Steve Nagel, a chiropractor and talk radio host based in North Dakota, has frequently claimed that vaccines of all types lead to worse health outcomes for children.

Demi Kouzounas oversaw a party platform as the chairwoman of the Maine state Republican committee that defined the teaching of nonbinary genders in public schools as “child sexual abuse.”

David Barton, an amateur Texas historian, has long called the separation between church and state a “myth.”

All three are among the 112 delegates serving on the Republican Party’s national platform committee, which will assemble in Milwaukee on Monday to spend the next two days writing the first G.O.P. platform since 2016.

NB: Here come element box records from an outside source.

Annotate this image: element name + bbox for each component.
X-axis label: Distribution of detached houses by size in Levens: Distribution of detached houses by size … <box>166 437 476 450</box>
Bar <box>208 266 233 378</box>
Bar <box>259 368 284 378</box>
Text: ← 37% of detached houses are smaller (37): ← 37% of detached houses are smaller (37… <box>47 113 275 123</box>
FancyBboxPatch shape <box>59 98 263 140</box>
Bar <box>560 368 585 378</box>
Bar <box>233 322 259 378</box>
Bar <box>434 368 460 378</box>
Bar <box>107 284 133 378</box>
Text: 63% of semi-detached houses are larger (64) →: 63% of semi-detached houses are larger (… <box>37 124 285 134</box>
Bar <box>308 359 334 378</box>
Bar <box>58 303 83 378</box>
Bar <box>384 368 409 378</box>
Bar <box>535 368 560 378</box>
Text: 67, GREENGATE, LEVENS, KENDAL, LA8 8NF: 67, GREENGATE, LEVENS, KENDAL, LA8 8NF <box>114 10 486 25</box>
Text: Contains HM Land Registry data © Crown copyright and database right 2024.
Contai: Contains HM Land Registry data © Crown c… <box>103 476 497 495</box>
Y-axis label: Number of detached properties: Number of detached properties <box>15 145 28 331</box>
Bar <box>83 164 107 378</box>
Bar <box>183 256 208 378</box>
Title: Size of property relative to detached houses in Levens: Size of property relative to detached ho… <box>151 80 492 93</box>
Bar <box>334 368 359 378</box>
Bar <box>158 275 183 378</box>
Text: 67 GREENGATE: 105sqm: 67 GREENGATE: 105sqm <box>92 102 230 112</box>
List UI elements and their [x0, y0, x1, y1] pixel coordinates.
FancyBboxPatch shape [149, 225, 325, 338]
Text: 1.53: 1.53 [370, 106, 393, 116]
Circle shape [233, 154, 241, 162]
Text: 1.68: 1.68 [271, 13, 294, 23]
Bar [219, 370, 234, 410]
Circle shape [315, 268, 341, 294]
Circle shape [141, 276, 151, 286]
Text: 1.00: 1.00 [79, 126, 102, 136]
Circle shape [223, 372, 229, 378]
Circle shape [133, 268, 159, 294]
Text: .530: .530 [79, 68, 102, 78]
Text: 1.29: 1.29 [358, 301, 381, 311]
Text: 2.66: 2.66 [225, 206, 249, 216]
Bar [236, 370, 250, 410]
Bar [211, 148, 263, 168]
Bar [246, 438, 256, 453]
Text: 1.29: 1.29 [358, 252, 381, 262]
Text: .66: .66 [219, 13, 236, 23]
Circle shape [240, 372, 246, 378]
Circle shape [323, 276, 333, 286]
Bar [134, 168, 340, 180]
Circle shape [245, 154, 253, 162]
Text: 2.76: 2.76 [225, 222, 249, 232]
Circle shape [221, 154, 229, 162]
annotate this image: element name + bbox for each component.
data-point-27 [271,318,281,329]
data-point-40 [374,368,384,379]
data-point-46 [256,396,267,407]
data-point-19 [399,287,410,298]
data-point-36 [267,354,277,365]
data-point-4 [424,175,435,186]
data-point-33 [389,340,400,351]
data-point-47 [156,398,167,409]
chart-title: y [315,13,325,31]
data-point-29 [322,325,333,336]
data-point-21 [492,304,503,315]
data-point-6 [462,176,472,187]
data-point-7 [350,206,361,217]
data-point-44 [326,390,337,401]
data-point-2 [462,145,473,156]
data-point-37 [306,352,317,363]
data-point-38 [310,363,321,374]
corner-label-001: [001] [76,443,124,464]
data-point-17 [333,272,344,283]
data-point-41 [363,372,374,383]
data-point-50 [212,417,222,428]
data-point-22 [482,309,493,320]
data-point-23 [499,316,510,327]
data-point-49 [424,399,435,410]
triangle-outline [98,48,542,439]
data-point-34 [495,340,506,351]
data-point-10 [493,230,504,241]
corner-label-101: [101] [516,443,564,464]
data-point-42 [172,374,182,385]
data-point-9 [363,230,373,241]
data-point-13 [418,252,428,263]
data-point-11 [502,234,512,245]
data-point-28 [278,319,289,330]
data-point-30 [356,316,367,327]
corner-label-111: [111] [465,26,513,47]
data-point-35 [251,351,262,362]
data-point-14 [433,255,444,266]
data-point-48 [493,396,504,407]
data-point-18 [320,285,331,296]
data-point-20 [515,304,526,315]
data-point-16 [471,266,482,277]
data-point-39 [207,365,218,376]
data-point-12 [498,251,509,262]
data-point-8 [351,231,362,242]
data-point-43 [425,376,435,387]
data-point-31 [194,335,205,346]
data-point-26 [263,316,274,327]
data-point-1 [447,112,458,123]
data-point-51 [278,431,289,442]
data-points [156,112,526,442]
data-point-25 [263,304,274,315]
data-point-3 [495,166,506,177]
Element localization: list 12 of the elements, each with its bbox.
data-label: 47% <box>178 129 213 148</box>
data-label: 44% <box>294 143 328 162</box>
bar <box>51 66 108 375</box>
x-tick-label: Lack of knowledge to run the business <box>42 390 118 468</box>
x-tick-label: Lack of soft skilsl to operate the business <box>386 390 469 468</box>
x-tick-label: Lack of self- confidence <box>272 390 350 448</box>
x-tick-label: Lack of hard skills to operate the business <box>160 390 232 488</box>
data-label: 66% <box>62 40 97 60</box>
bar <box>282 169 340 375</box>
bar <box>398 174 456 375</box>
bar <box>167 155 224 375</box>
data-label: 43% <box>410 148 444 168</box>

The primary goal is a “short form” 2024 document that is a pledge of allegiance to former President Donald J. Trump rather than the statement of party values the platform has traditionally been, according to interviews with a dozen of platform representatives and other Republicans. Mr. Trump’s top campaign advisers, Chris LaCivita and Susie Wiles, have already stated their intention of producing a “streamlined platform,” with policy specifics kept to a bare minimum.

The platform will likely run to a fraction of the 60 pages Republicans produced in 2016 and is expected to echo Mr. Trump’s “America First” agenda, with calls for heightened border restrictions and tariffs on China. It is expected to condemn the Biden administration for the enduring conflicts in Gaza and Ukraine, as well as for the high although declining inflation rate.